After announcing that iPhone revenue was down 15 percent year-over-year in Q1 2019, Tim Cook was asked during Apple’s earnings call about iPhone pricing. Analyst Steve Milunovich asked Cook whether Apple might have pushed the “envelope a little bit too far” and might have to bring prices back down in the future.
First, Cook explained Apple’s pricing strategy with the iPhone XS, iPhone XS Max, and iPhone XR. He said that the idea was to price the iPhone XS at the same price as the iPhone X, with the iPhone XS Max priced just above that and the iPhone XR priced in between the iPhone 8 and iPhone 8 Plus.
In the U.S., Cook said this actually led to “pretty small difference” compared to 2017:
We priced the iPhone XS in the U.S. the same as we’d priced the iPhone X a year ago. The iPhone XS Max, which was new, was a hundred dollars more than the XS, and then we priced the XR right in the middle of where the entry iPhone 8 and entry iPhone 8 Plus had been priced. So it’s actually a pretty small difference in the United States compared to last year.
Internationally, however, Cook explained that foreign exchange issues amplified the difference in certain markets. This is what led Apple to change its internationally pricing strategy, as it announced earlier today:
However, the foreign exchange issue that Luca spoke of in the call amplified that difference in international markets, in particular the emerging markets, which tended to move much more significantly versus the dollar. And so what we have done in January in some locations and some products is essentially absorb part or all of the foreign currency move as compared to last year and therefore get close or perhaps right on the local price from a year ago.

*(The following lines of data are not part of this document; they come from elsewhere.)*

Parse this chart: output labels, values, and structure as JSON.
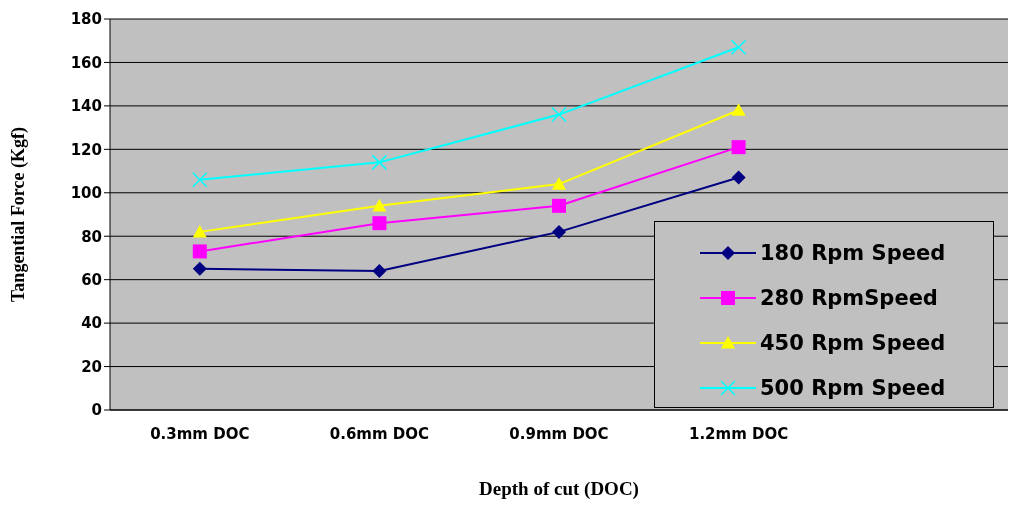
{
  "chart_data": {
    "type": "line",
    "xlabel": "Depth of cut (DOC)",
    "ylabel": "Tangential Force (Kgf)",
    "categories": [
      "0.3mm DOC",
      "0.6mm DOC",
      "0.9mm DOC",
      "1.2mm DOC",
      null
    ],
    "series": [
      {
        "name": "180 Rpm Speed",
        "color": "#000080",
        "marker": "diamond",
        "values": [
          65,
          64,
          82,
          107,
          null
        ]
      },
      {
        "name": "280 RpmSpeed",
        "color": "#ff00ff",
        "marker": "square",
        "values": [
          73,
          86,
          94,
          121,
          null
        ]
      },
      {
        "name": "450 Rpm Speed",
        "color": "#ffff00",
        "marker": "triangle",
        "values": [
          82,
          94,
          104,
          138,
          null
        ]
      },
      {
        "name": "500 Rpm Speed",
        "color": "#00ffff",
        "marker": "cross",
        "values": [
          106,
          114,
          136,
          167,
          null
        ]
      }
    ],
    "ylim": [
      0,
      180
    ],
    "yticks": [
      0,
      20,
      40,
      60,
      80,
      100,
      120,
      140,
      160,
      180
    ],
    "grid": "y",
    "legend": "bottom right"
  }
}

Also a factor, however, is the death of subsidized iPhones in many developed markets according to Cook:
If you’re a customer that your last purchase was a 6S or a 6 or in some cases even a 7, you may have paid 199 dollars for it, and now the unbundled world it’s obviously much more than that.
Ultimately, Cook noted that he does think “price is a factor” in what caused iPhone revenue and upgrades to be lower in Q1 2019 than initially anticipated. Going forward, he reiterated that Apple is emphasizing trade-ins and installment payments to revitalize iPhone sales:
So yes, I do think the price is a factor. And so we are working through those and we’ve got a number of actions to address that, including the trade-in and the installment payments, which I had mentioned as well.